Abstract:
DEA Classic models cannot be used for inaccurate and indeterminate data, and it is supposed that the data for all inputs and outputs are accurate and determinate. However, in real life situations uncertainty is more common. This article attempts to get the common weights for Decision-Making Units by developing DEA multi-objective models in the grey environment. First, we compute the privilege of DMUs efficiency to receive more accurate ranking. Finally, in order to assess the results, an example is presented to compare the results of the DMUs ranking between DEA Classic models and the presented model.
Machine summary:
This article attempts to get the common weights for Decision-Making Units by developing DEA multi-objective models in the grey environment.

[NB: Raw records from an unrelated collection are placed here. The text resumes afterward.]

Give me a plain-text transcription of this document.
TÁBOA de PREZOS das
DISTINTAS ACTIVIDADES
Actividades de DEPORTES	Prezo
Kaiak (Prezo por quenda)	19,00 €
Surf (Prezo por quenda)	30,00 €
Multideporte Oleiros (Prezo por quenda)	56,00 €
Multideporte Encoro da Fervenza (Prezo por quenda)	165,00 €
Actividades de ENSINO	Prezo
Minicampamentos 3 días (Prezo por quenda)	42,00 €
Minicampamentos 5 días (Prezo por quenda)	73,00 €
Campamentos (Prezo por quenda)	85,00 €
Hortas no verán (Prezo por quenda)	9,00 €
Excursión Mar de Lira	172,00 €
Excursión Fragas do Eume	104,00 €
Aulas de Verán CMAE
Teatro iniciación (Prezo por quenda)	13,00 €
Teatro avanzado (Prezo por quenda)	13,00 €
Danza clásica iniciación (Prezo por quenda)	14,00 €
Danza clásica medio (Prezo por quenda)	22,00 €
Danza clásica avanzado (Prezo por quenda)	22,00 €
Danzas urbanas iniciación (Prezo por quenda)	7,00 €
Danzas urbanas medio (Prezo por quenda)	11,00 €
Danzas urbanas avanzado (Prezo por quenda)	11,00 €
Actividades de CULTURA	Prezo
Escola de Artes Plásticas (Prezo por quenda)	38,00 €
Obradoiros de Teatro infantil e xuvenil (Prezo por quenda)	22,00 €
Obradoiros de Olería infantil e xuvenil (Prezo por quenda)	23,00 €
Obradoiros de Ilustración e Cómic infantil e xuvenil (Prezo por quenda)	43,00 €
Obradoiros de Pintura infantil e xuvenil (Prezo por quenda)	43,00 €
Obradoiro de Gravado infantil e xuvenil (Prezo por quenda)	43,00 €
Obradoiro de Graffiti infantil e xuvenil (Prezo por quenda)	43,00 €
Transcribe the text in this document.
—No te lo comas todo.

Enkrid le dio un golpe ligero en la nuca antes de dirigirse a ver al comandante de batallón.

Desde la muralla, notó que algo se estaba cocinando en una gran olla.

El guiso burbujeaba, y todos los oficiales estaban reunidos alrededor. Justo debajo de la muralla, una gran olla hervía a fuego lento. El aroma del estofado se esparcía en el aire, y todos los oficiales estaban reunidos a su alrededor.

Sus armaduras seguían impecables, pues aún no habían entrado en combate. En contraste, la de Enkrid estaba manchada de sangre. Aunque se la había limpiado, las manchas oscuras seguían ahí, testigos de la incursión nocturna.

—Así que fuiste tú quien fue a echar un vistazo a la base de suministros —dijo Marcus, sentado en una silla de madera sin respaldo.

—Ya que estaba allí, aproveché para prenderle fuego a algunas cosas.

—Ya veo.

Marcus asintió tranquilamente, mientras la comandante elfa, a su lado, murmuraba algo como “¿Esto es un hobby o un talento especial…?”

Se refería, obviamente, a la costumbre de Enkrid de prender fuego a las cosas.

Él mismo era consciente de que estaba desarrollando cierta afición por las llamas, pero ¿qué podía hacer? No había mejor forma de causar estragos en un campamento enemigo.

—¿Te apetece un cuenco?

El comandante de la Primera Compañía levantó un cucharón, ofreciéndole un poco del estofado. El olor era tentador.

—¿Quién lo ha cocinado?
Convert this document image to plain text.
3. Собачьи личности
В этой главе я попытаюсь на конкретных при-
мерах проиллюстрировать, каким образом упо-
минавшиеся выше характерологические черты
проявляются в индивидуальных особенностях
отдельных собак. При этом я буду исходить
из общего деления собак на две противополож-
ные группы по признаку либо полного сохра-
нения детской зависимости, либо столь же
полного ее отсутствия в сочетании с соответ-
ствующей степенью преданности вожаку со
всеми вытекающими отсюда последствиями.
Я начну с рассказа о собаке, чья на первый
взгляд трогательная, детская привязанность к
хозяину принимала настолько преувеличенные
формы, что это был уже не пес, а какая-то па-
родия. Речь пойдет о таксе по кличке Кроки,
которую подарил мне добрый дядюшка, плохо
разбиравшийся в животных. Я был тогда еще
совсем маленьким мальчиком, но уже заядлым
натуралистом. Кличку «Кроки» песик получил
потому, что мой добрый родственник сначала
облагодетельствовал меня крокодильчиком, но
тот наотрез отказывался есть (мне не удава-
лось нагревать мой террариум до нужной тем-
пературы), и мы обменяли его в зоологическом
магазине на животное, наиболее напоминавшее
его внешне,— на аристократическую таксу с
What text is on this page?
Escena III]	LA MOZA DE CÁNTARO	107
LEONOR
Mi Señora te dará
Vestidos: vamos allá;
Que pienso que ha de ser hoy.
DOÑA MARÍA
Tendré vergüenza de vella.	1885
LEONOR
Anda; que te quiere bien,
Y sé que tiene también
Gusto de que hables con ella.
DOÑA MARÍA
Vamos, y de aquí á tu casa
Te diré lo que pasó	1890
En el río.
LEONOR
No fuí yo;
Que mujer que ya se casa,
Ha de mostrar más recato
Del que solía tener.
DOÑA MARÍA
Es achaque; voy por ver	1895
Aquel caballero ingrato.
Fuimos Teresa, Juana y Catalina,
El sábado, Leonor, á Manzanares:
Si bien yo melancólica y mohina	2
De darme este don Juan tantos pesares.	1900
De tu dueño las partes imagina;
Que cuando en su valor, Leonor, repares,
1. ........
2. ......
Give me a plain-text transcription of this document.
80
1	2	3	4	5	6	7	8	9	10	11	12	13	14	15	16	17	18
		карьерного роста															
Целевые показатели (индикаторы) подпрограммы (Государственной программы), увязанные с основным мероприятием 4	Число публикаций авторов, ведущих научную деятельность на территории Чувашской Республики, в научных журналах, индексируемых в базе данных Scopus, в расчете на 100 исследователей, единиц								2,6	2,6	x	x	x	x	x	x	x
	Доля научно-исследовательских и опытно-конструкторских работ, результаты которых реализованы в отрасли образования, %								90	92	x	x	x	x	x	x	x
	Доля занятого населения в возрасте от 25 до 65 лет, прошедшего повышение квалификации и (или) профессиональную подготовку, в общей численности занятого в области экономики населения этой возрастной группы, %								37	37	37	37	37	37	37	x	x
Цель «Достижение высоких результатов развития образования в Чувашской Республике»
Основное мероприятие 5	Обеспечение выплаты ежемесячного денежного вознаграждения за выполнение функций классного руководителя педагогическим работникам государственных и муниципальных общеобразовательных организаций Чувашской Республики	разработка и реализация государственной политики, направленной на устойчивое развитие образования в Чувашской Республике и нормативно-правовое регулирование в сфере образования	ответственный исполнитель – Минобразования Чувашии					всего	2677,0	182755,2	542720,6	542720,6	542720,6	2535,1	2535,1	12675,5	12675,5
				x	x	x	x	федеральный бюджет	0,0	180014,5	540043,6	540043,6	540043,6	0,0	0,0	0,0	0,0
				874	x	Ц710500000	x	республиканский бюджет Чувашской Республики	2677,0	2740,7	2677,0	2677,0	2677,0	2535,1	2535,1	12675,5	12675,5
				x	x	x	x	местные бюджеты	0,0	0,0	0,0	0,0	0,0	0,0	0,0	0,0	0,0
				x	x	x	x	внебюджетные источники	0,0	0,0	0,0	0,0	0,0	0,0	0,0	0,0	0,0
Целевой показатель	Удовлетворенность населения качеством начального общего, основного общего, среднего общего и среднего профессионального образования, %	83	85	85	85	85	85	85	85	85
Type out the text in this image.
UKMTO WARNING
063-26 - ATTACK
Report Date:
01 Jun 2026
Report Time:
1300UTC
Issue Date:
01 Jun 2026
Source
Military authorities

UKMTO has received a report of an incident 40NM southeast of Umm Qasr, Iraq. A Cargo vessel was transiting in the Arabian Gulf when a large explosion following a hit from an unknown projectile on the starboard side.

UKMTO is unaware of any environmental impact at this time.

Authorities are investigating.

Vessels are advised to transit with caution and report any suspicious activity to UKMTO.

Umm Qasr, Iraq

Introduction Data Envelopment Analysis is a powerful managerial technique that provides managers with a device so that they could test the function of their companies against their competitors, and make decision for the better future based on the results (Jafarian-Moghaddam et al.
Generally, in DEA classic model to assess the efficiency of decision making units, the accurate and certain data is used (Charnes et al.
(2012) presented a model of Probable Data Envelopment Analysis in their article that will be obtained by introducing the risk concept and the efficiency of decision-making units (DMU).
Wang and Liu (2012) used a CCR model to solve the DEA with grey interval data while the inputs/outputs have large interval length and found that lengths of efficiency intervals under the hypotheses are shorter, which produces more reliable and informative evaluation results and DMUs are dealt with more fairly.
Therefore we deliberate DEA model of max z 2 s u r y r 2 a r 1 m v i x i 2 i 1 s u r y rn a r 1 multi objective in grey environment to resolve this problem and to obtain logical ranking.